PRESCOTT – Brenda Patton was pulling out of her Prescott driveway one winter morning when she saw something unusual out of the side of her eye.
She thought to herself, "That's a funny-looking dog. And it's a big one, too."
She stopped her car and studied the animal, which was staring back at her just a few feet from her driveway in the TimberRidge subdivision on the southwest side of Prescott.
It was sleek black, and about the size of her 100-pound dog.
The animal then loped across the street to a neighbor's driveway, and she noticed its large head and long tail before it disappeared into the trees.
She then realized she was among the few Prescott residents who have spotted the local legend that one Arizona Game and Fish wildlife manager dubbed the "Yeti of the Southwest."
Patton, a physician who since has since moved to a different Prescott home, was one of only two local residents to report a black mountain lion sighting to the Game and Fish Department in 2003. However, her neighbors have told her that they have seen it, too.
One other person in this county reported seeing a black lion with a cub in the Mayer area last April.
Patton had read about the black catamount in The Daily Courier, which first started reporting sightings in 1998 after Game and Fish officials finally heard from enough people that they decided the lion wasn't a figment of people's imagination.
"I thought, 'Cool, now I saw it,'" Patton recalled.
Since moving close to Thumb Butte, Patton continues to see lion and bobcat tracks, but she hasn't spotted the black lion again.
The new resident of her former home, Rob Alder, said he hasn't spotted the Yeti of the Southwest either.

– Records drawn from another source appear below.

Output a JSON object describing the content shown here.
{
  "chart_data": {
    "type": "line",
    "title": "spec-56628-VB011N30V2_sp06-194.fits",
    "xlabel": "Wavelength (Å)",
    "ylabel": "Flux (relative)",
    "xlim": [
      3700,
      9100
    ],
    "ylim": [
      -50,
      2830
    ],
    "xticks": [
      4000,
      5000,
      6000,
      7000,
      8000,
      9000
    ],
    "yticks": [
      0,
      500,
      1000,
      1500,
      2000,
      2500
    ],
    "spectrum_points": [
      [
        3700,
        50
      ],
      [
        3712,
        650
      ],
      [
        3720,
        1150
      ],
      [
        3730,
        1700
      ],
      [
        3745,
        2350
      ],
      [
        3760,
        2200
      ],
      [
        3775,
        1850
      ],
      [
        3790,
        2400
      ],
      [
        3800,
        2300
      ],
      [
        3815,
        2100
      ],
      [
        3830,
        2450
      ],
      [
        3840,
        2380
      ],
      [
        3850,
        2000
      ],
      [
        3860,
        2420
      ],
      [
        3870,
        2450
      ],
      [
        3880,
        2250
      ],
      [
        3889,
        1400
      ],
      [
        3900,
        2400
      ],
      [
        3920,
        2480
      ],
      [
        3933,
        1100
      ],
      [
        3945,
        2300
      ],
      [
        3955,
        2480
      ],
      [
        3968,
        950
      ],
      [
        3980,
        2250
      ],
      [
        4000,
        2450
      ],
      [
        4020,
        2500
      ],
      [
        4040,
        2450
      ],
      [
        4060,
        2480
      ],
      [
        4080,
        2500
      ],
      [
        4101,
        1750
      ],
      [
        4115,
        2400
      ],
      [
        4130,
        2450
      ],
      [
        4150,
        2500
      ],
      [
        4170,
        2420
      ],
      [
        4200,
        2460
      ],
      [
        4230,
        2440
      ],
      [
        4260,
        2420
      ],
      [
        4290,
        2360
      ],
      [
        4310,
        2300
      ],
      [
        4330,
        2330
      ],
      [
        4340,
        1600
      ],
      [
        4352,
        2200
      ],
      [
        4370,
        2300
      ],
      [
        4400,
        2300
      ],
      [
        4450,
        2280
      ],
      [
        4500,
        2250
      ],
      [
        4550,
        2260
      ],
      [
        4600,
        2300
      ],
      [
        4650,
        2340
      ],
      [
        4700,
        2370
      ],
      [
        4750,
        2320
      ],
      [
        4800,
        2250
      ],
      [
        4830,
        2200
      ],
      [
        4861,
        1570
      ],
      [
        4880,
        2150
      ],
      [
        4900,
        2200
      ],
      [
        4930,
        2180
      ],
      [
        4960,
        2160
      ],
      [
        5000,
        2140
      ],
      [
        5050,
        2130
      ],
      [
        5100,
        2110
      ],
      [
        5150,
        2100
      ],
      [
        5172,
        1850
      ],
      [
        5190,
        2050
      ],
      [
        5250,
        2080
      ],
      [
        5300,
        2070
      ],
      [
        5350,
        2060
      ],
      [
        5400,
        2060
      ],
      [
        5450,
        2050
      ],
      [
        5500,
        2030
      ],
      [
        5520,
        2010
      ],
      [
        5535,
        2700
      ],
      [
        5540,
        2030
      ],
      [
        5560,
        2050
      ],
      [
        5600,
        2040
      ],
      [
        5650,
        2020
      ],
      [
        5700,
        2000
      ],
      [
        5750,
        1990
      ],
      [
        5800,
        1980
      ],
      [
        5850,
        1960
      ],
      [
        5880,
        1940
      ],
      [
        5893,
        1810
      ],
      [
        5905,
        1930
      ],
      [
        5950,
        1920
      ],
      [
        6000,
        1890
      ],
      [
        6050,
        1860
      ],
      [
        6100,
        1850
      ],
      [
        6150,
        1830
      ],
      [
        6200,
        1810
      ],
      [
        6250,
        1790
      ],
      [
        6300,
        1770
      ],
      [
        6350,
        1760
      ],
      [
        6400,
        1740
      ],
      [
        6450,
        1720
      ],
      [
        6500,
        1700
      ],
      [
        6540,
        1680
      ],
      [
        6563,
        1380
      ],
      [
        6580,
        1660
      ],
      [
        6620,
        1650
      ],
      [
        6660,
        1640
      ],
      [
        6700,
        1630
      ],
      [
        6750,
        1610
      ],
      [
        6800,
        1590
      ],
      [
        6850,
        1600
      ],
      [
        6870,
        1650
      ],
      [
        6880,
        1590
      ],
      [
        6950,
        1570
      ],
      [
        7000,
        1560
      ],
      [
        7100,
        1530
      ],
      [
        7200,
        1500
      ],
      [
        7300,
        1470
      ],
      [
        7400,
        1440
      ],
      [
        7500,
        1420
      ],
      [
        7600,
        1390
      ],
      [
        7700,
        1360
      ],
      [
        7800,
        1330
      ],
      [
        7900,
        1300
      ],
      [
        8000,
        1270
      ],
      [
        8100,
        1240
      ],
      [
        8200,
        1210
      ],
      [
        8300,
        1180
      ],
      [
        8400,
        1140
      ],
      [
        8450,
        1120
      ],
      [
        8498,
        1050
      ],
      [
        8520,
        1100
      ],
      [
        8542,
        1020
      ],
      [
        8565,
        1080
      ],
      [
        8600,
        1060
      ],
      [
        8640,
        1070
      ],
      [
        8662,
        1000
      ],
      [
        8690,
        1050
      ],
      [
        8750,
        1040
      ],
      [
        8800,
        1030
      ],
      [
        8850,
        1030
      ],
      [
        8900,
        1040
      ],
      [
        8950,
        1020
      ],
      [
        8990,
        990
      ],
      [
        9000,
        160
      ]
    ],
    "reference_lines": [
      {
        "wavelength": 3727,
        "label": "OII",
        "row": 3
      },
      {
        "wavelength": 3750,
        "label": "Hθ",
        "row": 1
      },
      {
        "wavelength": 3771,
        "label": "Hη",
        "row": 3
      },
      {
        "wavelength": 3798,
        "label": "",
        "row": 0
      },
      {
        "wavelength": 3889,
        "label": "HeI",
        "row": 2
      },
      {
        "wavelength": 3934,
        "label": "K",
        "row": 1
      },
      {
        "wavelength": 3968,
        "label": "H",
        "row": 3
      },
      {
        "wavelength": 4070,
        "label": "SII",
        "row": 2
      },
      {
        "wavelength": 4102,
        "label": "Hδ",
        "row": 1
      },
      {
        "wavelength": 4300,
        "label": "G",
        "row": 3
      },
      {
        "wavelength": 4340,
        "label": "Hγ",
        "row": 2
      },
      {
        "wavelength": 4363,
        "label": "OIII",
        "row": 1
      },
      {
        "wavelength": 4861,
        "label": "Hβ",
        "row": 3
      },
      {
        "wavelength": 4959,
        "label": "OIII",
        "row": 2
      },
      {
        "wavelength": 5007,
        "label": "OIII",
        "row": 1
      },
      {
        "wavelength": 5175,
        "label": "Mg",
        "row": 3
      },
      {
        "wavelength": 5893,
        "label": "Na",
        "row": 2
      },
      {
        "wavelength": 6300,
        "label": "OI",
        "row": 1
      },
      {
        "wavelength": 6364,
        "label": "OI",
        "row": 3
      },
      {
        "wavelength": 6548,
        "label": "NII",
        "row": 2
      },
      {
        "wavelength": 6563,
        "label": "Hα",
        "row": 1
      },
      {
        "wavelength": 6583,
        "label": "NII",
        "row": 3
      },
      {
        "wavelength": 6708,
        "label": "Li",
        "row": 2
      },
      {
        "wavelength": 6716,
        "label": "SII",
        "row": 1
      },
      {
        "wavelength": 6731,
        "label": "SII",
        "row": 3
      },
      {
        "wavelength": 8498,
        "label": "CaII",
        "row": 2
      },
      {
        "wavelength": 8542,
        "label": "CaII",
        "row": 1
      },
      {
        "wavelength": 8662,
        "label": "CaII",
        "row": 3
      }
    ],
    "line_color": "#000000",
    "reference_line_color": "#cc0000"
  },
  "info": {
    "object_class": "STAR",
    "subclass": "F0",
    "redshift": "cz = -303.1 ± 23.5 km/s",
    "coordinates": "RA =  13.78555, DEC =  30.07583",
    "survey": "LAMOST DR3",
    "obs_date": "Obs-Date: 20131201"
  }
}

Game and Fish officials want people to call their office in Kingman or Phoenix if they see any lions or bears, so they can do a better job of tracking their comings and goings.
Sightings of the brown variety of mountain lions are understandably more common.
Last year, 19 Yavapai County residents reported seeing mountain lions, while only two reported bears, in Prescott and Crown King.
Game and Fish didn't compile local reports for the first half of 2002 because of employee turnover in the regional office in Kingman, but information officer Zenon Mocarski later added up 12 lion reports and 11 bear reports in Yavapai County during the second half of 2002.
Eleven of the 2003 lion reports came out of Jerome, where residents were demanding Game and Fish action after a rash of missing house cats.
Five of the 2003 reports came from the Prescott area. One person saw a lion while walking on a trail in Pioneer Park, and another said a lion attacked his dog.
If people report lion sightings quickly enough, Game and Fish officials can stop by and check for evidence.
Sometimes they conclude the reports were wrong, by checking tracks and scat and animal remains.
For example, lion scat generally doesn't contain vegetable matter, and tracks generally don't include claw marks, so Game and Fish officials ruled out at least two sightings.
In another case, a Jerome resident thought a lion came into his or her home and ate a house cat, but the cat returned home two days later.